I am the reading the paper Chen, Xiao-Wu, and Henning Krause. "Introduction to coherent sheaves on weighted projective lines." arXiv preprint arXiv:0911.4473 (2009).
Let $\mathscr{C}$ be a Serre subcategory of the abelian category $\mathscr{A}$ and $A/A',B'\in\mathscr{C}$ with $A'\subset A,B'\subset B$ subobjects. Furthermore, let $A/A'$ and $B'$ both in $\mathscr{C}$ constitute a directed set allowing to form a direct system of abelian groups $\text{Hom}_{\mathscr{A}}(A',B/B')$. The quotient category $\mathscr{A}/\mathscr{C}$ are defined by applying a functor taking the identity on the objects of $\mathscr{A}$ and mapping a morphism in
$$\text{Hom}_{\mathscr{A}}(A,B)$$
naturally to the colimit in this direct system of abelian groups $\text{Hom}_{\mathscr{A}}(A',B/B')$.
This can be done by sending a morphism $f$ to the equivalence class $\{\pi_{B'}\circ f\circ\iota_{A'}\}$, where $\pi_{B'}$ quotients by $B'$ and $\iota_{A'}$ is an embedding into $A$, under the appropriate equivalence relation deduced from the above direct system of abelian groups.
On page 5 of this paper it states that "The quotient functor sends a morphism in $\mathscr{A}$ to the zero morphism if and only if its image belongs to $\mathscr{C}$." I have problems with the implication part, the converse part is fine.
I tried to make a small drawing, trying to demonstrate the equivalence relation at work which make the diagram (neglecting the image object of $f$ in the diagram) commutative. In this diagram $C$ is a subobject of $A$ and $A'$ and $D\subseteq D'$ are subobjects of $B$. Furthermore $A/C,A/A'$ and $D',D$ are all in the Serre subcategory $\mathscr{C}$. We have to show that $\text{Im}(f)$ is an object in $\mathscr{C}$. A Serre subcategory is closed under taking subobjects, quotients and extensions.
Please apologise the small inconsistency in notation regarding the quotient morphism $\pi$ and the embeddings $\iota$. I replaced $\pi$ with $p$ and $\iota$ with $i$, using appropriate subscripts.
One approach was the following. I tried to write down a short exact sequence with $\text{Im}(f)$ as an extension of two object in $\mathscr{C}$, unfortunately not succesfully so far. One further idea was to include the object $A/C$ or $A/A'$ (as an object in the Serre category $\mathscr{C}$ in the short exact sequence.

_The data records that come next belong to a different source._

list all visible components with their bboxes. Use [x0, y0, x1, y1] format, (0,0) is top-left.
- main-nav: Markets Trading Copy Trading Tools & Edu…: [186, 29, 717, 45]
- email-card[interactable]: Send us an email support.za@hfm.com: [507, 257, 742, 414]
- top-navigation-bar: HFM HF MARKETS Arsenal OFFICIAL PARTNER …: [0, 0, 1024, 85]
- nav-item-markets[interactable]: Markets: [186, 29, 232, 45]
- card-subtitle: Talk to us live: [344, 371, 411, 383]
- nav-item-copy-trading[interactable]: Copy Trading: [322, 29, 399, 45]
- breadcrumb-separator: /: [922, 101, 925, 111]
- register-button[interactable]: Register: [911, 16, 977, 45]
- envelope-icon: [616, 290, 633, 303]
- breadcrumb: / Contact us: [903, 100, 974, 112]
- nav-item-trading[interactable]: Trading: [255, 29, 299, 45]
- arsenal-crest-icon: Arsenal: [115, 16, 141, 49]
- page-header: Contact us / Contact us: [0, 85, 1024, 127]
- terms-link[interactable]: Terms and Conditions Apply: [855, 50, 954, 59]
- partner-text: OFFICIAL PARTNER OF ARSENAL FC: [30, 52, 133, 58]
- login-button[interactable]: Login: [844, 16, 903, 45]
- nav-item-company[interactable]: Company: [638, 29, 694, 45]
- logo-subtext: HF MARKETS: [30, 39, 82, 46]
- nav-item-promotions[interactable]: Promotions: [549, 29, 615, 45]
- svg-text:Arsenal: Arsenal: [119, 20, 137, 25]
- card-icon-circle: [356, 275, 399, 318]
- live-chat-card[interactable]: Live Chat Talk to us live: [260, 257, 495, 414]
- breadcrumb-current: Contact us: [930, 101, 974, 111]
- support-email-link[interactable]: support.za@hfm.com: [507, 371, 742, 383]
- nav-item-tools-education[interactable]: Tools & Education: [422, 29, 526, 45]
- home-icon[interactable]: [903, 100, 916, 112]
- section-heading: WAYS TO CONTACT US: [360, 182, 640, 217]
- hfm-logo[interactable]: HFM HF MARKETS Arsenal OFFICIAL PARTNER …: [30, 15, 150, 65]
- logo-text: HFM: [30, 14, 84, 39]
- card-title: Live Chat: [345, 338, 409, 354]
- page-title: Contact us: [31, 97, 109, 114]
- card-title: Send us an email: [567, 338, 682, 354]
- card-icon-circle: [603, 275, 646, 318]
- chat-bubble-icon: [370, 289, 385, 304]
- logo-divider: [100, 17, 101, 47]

Can you give me an indication how to tackle this question?
If $f:A\to B$ is zero in the quotient category, then there are subobjects $A'$ of $A$ and $B'$ of $B$ such that $A/A'$ and $B'$ are in $\mathscr{C}$ and such that the composition $$A'\hookrightarrow A\xrightarrow{f}B\twoheadrightarrow B/B'$$ is zero.
So $A'\hookrightarrow A\xrightarrow{f}B$ factors through $B'$ and $A\xrightarrow{f}B\twoheadrightarrow B/B'$ factors through $A/A'$, and we get a commutative diagram with exact rows: $\require{AMScd}$ \begin{CD} 0@>>>A'@>>>A@>>>A/A'@>>>0\\ @.@VVV@VVfV@VVV@.\\ 0@>>>B'@>>>B@>>>B/B'@>>>0 \end{CD}
Let $K=\ker{f}$, so $\operatorname{im}f\cong A/K$, and so we need to show that $A/K$ is in $\mathscr{C}$.
By commutativity of the left hand square, $A'/(A'\cap K)$, which is the image of the composition $A'\hookrightarrow A\xrightarrow{f}B$, is a quotient of a subobject of $B'$, which is in $\mathscr{C}$. So $A'/(A'\cap K)$ is in $\mathscr{C}$.
By the second isomorphism theorem, $A'/(A'\cap K)\cong (A'+K)/K$, so $(A'+K)/K$ is in $\mathscr{C}$.
$A/(A'+K)$ is a quotient of $A/A'$, which is in $\mathscr{C}$, so $A/(A'+K)$ is in $\mathscr{C}$.
Finally, $A/K$ is an extension of $A/(A'+K)$ and $(A'+K)/K$, so $A/K$ is in $\mathscr{C}$.